As first impressions went, Marchand was the 5-foot-9-inch misfit toy who appeared destined to be a guy packaged into a trade as a sweetener in order to get a front-line player, a difference-maker, maybe a bigger, stronger, elite, legit NHL forward. Size matters and all that, right?
“I mean, his career is amazing, really, because he’s not the guy that went first overall, that you thought was destined for greatness,” said an admiring
Charlie McAvoy, Bruins defenseman and alternate captain. “I think that’s part of the reason why his story is just so incredible. Because he worked for everything that he got and what he is now is a product of that work — and you know, sort of finding what he could do and then never being satisfied with that.”
In 2011 at The White House,
“Brad Marchand went into the season playing on the fourth line,” duly noted the then-Commander in Chief, struggling initially to locate the then 23-year-old winger standing to his right (off wing), “but the Little Ball of Hate shook off the rookie jitters and … uh … what’s up with that nickname, man?”
The audience, with then-Boston mayor,
Tom Menino, sitting in the front row, chuckled over both the nickname and the president’s impeccable comedic delivery.
“And,” added Obama, “he scored five goals in the last five games of the Final series.”
Marchand, in fact, was the Bruins’ fourth pick, No. 71 overall, in the 2006 draft, following
Phil Kessel (5),
Yuri Alexandrov (37), and
Milan Lucic (50). He grew up in Halifax, Nova Scotia, and played two more seasons years in the Quebec League before turning pro with AHL Providence in the spring of ‘08. Though he was never his junior team’s top scorer, he produced more than a point per game his final two seasons in the Q.

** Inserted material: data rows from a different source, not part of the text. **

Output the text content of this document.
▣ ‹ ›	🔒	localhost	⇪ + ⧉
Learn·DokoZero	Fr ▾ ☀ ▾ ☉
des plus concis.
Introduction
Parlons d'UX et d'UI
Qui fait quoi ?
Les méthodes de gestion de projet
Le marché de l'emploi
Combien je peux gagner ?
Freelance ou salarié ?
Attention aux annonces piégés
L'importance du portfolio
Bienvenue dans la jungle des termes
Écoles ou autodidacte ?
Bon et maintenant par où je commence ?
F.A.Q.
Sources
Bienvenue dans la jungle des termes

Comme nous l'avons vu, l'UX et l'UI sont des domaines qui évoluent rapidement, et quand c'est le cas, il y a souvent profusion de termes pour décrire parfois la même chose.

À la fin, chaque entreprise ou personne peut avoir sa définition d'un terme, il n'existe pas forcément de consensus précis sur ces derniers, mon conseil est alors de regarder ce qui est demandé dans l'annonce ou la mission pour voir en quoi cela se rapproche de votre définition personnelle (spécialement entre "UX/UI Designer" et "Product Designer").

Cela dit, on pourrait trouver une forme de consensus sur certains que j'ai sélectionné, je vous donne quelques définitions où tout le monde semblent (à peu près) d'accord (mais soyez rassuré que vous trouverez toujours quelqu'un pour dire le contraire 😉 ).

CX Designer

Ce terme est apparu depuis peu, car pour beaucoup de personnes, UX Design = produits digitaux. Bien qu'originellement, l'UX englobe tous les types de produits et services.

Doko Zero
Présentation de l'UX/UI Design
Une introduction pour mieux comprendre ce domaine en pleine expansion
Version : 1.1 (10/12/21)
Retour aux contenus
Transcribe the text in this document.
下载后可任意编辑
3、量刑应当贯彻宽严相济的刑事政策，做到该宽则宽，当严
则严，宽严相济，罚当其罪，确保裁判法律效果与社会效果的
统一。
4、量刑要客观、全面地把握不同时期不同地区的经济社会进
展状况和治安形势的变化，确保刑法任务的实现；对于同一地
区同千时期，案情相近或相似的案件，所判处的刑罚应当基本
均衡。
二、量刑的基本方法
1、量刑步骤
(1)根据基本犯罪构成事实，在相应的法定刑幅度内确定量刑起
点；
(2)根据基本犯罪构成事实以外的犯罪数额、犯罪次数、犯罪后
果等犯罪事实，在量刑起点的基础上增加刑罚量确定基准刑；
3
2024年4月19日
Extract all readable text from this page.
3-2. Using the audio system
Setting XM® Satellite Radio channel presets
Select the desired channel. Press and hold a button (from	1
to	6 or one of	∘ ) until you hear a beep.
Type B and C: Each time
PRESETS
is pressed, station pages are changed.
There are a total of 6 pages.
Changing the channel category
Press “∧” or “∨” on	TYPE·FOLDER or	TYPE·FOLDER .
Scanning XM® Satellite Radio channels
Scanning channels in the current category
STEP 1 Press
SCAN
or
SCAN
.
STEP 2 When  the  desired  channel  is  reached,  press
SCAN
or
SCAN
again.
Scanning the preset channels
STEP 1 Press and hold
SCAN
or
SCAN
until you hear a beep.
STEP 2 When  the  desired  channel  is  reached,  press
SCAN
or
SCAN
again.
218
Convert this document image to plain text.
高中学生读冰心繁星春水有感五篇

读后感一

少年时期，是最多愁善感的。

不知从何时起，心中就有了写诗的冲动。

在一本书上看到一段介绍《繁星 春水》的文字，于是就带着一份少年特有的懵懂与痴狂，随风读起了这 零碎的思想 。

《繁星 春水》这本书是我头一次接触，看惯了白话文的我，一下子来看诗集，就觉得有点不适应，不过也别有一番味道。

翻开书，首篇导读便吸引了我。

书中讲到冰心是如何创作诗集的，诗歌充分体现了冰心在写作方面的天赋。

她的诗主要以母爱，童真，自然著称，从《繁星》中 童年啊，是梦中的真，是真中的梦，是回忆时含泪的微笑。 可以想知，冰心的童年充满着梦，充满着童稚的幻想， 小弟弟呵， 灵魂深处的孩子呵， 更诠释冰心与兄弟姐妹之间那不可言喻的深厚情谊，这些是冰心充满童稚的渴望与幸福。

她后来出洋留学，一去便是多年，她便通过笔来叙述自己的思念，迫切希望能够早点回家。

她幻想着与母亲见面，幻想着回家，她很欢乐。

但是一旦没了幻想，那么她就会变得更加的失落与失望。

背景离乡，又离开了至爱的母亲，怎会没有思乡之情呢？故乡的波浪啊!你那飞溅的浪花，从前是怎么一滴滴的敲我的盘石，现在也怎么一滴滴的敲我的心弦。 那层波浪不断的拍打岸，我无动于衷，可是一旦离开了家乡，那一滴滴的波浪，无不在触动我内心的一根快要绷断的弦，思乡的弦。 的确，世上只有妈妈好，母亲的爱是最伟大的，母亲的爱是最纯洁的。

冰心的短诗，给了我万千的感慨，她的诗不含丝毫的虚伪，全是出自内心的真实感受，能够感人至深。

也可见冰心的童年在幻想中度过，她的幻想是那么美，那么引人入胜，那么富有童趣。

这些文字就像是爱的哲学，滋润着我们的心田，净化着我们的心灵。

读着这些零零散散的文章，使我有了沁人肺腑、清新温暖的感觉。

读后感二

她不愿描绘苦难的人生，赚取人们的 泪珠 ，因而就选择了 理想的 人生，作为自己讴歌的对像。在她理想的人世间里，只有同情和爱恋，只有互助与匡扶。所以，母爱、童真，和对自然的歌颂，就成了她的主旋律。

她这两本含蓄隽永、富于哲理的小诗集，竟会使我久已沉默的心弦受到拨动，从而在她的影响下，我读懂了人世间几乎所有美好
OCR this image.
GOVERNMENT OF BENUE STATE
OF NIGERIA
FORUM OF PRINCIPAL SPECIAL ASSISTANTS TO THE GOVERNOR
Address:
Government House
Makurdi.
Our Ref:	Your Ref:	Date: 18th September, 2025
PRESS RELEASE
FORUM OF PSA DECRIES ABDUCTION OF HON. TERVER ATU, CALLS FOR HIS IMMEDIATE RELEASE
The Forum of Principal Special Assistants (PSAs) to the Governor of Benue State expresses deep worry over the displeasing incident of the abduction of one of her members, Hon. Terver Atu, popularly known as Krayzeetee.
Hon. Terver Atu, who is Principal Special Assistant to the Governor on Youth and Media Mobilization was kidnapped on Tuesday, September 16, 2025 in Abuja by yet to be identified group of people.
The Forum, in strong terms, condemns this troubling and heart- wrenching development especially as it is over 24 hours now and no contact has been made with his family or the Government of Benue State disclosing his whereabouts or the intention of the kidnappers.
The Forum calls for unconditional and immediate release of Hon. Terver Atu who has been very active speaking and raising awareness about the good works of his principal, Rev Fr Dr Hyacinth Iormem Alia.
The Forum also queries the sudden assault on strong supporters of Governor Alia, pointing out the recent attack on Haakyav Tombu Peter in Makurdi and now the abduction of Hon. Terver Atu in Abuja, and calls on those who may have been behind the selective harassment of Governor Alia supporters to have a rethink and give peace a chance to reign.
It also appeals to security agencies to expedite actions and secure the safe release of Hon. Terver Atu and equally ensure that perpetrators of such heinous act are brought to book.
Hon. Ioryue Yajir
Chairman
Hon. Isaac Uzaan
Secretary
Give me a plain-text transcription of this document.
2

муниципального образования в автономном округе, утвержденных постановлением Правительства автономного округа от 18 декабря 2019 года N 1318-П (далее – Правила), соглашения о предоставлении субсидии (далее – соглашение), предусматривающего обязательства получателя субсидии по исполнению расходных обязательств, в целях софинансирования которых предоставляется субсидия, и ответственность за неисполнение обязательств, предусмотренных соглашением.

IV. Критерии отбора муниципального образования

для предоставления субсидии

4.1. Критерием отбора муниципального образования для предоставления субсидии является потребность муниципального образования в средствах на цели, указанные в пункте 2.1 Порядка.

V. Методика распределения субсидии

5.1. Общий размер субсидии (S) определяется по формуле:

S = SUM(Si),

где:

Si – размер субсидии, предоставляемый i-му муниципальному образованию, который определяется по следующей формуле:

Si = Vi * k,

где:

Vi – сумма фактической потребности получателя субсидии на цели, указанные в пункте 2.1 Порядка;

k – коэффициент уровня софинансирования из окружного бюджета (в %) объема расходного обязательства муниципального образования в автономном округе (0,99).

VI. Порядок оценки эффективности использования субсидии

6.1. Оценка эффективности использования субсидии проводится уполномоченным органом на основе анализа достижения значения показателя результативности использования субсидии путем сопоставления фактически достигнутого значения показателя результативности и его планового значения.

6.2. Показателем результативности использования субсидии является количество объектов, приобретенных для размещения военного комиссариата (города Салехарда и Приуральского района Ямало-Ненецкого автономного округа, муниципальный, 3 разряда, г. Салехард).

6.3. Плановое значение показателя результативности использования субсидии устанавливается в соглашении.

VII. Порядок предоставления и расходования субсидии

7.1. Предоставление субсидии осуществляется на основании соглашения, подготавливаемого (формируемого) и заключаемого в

“What makes him tick is, he doesn’t accept being [typecast]. He wants to be great,” said Bruins coach
Jim Montgomery. “That inner belief that he can work himself into being more than what other people may perceive. You know, his whole life he’s had a chip on his shoulder and I think that chip on his shoulder has allowed him to become one of the greatest Bruins of all time and one of the best leaders of our team.”
Montgomery, at 5-10, has lived the chip life.
“All of us short guys” are accustomed to it, he said, with a knowing chuckle.
“The chip that , ‘You don’t think I’m as good offensively as I am.’ That, ‘You don’t think I’m as tough as I am,’ ” added the coach, describing the mentality and accompanying motivation. “He personifies it to the best degree possible. People ask me all the time, and I’m like, ‘When you have guys like Marchand that start every drill, start the drill the right way, everyone else follows suit.’ They understand the standard and that standard he sets as our leader is invaluable.”
“Yeah, everyone knows of Marchy,” said Coyle, these days Marchand’s pivot on the club’s No. 1 line. “You hear all the talk … highlight-reel goals and this and that … the antics. But getting to know a guy like that, and getting to play with him, and seeing how hard he works, where he’s kind of come from and how he’s worked for everything, and now he is such an established player — one of the best players in the league. It’s great to see that.”
Marchand, noted Coyle, comes with an added bonus.
“When you see people get success, and you meet ‘em,” Coyle said, “and they’re such great people and they have work ethic, they compete … and they’re great teammates, just love rooting for those people, makes you root for ‘em even more.”
“For someone like me, you want to chase that,” said McAvoy when asked how Marchand has influenced his game. “You want to be remembered in the same way. And you don’t have to look any further, [if asking], ‘OK, how?’ Well, he works harder than everybody else, so I have to work as hard as him. And someone who can lead by example like that is just special, it’s a very special trait, extremely special. He makes me want to be better. He makes us all want to be better.”